GPT-3 suffers from bias — all models are only as good as the data that was used to train them and GPT-3 is no exception. This paper, for example, demonstrates that GPT-3 and other large language models contain anti-Muslim bias.
While GPT-3 is powerful, it still has limitations that make it far from being a perfect
language model or an example of artificial general intelligence (AGI).
Future of GPT-3
OpenAI and others are working on even more powerful and large models. There are a number of open-source efforts in play to provide a free and non-licensed model as a counterweight to Microsoft's exclusive ownership. OpenAI is planning larger and more domain-specific versions of its models trained on different and more diverse kinds of texts. Others are looking at different use cases and applications of the GPT-3 model. However, Microsoft's exclusive license poses challenges for those looking to embed the capabilities in their applications.

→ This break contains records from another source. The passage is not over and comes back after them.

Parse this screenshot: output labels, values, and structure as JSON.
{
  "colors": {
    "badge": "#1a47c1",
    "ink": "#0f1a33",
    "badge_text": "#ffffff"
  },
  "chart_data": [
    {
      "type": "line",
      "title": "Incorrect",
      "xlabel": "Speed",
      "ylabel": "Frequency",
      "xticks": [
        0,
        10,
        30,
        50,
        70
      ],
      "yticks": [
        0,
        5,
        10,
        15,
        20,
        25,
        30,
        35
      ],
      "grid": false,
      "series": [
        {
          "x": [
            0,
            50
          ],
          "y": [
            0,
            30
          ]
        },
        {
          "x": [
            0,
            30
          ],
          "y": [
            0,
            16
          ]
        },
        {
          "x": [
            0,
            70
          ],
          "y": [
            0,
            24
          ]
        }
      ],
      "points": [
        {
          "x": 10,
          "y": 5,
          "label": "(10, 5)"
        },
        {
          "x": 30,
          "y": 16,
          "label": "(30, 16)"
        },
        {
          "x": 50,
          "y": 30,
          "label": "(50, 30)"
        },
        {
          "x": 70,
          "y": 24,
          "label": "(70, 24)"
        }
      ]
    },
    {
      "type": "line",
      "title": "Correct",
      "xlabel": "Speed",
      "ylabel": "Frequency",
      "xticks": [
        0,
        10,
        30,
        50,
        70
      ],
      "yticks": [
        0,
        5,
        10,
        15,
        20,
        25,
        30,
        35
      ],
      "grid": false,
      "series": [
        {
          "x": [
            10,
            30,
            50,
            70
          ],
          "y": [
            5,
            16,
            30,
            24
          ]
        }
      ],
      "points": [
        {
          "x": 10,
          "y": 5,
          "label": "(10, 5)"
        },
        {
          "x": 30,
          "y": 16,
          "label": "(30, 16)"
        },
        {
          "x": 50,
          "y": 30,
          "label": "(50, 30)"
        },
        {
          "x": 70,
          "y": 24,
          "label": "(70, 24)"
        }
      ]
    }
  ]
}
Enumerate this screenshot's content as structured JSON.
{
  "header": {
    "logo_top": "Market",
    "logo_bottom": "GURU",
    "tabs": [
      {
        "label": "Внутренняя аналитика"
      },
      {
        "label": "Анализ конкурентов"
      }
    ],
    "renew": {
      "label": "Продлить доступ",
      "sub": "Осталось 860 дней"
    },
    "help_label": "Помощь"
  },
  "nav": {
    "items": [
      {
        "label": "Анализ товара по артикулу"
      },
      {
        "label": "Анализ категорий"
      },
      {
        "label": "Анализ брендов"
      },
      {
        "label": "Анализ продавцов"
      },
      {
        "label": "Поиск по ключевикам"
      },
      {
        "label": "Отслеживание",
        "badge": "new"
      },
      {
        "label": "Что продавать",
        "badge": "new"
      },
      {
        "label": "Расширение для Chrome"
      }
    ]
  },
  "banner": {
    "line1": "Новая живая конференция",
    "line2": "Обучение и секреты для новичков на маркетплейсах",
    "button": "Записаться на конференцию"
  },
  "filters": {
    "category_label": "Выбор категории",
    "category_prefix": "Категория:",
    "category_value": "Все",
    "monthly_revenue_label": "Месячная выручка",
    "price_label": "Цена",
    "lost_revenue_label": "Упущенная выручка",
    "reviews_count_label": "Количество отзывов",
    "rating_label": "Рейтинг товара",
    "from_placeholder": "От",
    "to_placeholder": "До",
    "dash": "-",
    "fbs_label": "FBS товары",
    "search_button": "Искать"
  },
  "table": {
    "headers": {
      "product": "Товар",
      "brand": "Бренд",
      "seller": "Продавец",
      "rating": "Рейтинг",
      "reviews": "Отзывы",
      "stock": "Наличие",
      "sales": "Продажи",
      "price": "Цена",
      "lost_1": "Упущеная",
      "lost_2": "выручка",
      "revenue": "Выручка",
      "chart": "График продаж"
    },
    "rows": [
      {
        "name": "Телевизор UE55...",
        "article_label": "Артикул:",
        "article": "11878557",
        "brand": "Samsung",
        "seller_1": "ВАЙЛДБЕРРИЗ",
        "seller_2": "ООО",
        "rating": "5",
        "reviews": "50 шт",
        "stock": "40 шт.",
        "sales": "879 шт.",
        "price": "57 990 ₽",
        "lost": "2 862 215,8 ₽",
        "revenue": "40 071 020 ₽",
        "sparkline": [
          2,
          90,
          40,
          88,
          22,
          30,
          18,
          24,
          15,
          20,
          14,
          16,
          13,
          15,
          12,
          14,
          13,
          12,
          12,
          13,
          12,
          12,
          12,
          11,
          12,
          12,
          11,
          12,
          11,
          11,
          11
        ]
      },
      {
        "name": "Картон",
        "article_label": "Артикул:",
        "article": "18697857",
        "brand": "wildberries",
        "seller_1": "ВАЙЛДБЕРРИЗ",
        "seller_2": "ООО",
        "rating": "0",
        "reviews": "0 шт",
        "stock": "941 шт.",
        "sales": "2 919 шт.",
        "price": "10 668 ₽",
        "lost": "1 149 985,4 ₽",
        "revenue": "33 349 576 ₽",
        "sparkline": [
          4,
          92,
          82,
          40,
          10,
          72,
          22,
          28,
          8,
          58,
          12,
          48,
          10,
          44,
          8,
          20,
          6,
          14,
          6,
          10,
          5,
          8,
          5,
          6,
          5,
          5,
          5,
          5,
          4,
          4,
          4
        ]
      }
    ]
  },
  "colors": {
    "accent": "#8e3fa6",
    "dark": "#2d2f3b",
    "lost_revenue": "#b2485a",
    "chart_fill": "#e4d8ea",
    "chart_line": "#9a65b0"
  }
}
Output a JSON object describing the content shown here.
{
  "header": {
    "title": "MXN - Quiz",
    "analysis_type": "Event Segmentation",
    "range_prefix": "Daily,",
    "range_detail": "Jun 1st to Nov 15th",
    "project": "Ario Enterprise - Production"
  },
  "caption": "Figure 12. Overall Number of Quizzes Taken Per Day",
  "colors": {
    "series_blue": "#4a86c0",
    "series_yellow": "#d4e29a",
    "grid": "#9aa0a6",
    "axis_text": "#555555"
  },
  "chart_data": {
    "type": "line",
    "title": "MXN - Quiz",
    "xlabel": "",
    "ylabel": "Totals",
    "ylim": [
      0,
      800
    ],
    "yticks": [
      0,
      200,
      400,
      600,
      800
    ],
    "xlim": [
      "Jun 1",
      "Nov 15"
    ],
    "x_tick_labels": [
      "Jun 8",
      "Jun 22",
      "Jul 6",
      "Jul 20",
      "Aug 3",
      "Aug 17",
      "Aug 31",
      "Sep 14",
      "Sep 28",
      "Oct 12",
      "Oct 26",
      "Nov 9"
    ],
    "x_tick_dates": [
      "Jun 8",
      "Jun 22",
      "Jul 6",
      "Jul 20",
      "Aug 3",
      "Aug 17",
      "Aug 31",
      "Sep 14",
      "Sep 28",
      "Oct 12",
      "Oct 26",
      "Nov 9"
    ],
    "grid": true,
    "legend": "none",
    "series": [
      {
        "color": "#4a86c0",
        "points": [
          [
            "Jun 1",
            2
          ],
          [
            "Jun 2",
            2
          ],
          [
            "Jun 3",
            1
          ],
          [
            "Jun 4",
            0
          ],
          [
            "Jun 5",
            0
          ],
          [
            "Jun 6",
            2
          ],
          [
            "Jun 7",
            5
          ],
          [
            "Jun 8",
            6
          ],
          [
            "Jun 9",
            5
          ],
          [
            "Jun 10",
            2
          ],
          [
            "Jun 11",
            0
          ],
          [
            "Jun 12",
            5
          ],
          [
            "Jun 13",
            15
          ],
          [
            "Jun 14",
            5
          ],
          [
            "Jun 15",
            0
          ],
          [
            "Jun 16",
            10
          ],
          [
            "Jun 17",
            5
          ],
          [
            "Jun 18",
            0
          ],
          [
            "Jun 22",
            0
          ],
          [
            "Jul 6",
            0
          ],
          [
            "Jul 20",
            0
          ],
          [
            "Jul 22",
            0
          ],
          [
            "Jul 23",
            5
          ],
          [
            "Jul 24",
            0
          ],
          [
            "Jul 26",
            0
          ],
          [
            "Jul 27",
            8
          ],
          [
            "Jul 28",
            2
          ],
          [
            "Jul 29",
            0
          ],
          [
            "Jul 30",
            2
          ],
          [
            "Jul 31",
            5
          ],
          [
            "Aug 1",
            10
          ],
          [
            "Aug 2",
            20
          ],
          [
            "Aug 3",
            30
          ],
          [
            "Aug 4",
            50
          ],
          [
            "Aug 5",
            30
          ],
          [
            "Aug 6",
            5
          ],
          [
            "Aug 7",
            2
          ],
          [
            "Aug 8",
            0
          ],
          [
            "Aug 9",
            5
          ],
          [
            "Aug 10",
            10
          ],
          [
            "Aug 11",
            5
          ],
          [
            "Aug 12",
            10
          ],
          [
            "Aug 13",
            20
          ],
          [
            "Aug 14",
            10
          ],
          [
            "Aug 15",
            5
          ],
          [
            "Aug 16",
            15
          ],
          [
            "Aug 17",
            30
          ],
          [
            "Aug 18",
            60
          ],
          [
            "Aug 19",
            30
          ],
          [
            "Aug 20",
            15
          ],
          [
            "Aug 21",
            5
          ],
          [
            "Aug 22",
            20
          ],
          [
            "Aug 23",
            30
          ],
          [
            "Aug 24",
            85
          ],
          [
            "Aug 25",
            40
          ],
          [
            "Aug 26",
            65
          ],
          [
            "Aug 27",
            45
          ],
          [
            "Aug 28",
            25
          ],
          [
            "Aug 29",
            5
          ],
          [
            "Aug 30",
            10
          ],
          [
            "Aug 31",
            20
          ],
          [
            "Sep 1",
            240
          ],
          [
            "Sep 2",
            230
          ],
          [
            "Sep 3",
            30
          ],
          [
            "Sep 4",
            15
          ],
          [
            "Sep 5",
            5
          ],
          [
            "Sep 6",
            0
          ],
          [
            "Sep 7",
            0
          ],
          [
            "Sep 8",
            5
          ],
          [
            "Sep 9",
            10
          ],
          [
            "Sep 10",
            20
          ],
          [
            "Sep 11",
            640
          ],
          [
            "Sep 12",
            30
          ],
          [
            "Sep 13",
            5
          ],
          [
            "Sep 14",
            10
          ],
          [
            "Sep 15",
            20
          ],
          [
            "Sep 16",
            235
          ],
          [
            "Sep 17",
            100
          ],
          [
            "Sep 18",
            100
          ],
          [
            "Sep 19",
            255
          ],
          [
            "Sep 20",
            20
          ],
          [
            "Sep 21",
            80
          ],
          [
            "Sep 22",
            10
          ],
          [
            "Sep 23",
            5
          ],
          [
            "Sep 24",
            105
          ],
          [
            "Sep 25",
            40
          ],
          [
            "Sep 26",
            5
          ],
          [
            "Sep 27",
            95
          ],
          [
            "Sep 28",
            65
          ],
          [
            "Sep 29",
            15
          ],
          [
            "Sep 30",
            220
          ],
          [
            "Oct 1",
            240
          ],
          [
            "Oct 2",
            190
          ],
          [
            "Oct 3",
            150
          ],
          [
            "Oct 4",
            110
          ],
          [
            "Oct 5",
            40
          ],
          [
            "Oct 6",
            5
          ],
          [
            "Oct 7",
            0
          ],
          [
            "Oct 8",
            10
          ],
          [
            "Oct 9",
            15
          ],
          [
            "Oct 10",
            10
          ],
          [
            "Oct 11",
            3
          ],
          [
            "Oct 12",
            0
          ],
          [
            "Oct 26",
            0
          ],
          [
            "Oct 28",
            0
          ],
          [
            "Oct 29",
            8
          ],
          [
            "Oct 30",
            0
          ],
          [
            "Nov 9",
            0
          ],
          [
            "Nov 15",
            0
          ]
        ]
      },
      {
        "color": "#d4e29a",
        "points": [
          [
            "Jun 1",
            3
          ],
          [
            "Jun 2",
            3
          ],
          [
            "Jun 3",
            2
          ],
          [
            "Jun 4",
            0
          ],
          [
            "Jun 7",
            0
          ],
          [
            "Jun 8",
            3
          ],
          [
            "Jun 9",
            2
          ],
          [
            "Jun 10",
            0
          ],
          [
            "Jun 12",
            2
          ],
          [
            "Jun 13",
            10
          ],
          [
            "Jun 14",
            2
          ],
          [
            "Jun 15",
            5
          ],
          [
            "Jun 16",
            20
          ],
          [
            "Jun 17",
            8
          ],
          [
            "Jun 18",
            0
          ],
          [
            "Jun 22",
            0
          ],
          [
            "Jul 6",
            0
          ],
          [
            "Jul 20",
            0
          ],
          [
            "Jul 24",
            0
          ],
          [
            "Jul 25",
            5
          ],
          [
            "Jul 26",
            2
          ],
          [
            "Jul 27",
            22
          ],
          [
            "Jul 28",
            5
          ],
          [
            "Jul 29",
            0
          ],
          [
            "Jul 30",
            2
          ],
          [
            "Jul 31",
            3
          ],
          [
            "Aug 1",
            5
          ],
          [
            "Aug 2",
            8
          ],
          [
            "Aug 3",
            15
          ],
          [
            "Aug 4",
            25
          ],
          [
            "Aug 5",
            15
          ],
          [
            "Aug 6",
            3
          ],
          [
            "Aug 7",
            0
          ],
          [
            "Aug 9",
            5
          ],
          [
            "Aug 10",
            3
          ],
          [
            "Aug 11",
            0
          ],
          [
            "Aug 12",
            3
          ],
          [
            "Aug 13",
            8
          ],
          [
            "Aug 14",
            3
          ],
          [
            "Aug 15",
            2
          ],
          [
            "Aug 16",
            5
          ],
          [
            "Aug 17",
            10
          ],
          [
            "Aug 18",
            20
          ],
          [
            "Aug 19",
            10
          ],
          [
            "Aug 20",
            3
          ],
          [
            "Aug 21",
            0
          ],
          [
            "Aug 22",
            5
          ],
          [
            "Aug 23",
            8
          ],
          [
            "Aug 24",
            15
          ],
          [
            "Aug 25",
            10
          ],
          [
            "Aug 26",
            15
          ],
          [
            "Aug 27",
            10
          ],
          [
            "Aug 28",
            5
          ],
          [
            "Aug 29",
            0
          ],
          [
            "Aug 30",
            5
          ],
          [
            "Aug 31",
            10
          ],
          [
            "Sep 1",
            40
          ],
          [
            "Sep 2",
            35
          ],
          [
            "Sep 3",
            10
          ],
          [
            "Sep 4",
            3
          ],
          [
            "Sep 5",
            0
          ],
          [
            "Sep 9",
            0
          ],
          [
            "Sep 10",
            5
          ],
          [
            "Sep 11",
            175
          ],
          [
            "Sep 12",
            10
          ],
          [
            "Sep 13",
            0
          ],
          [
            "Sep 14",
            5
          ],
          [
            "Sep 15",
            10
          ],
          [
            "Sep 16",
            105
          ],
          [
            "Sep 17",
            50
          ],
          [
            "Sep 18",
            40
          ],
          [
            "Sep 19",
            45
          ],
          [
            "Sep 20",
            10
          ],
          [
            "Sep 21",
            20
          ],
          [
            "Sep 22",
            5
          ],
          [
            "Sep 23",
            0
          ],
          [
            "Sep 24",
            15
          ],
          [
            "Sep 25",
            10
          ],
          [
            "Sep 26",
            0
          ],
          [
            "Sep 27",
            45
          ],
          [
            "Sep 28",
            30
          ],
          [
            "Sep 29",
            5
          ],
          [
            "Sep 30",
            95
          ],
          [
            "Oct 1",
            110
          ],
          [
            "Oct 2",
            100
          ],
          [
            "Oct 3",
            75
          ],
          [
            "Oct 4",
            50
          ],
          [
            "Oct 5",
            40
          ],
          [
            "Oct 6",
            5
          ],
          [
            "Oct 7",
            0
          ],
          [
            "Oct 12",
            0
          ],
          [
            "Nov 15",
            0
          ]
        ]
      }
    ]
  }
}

GPT-3 has received a lot of attention since last summer because it is by far the largest and arguably most powerful language model created at the time of writing this article. However, GPT-3 still suffers from several limitations that make it far from being a perfect language model or an example of AGI. If you would like to use GPT-3 for research or commercial purposes, you can apply to use Open AI’s API which is currently in private beta. Otherwise, you can always work directly with GPT-2 which is publicly available and open-source thanks to HuggingFace’s transformers library.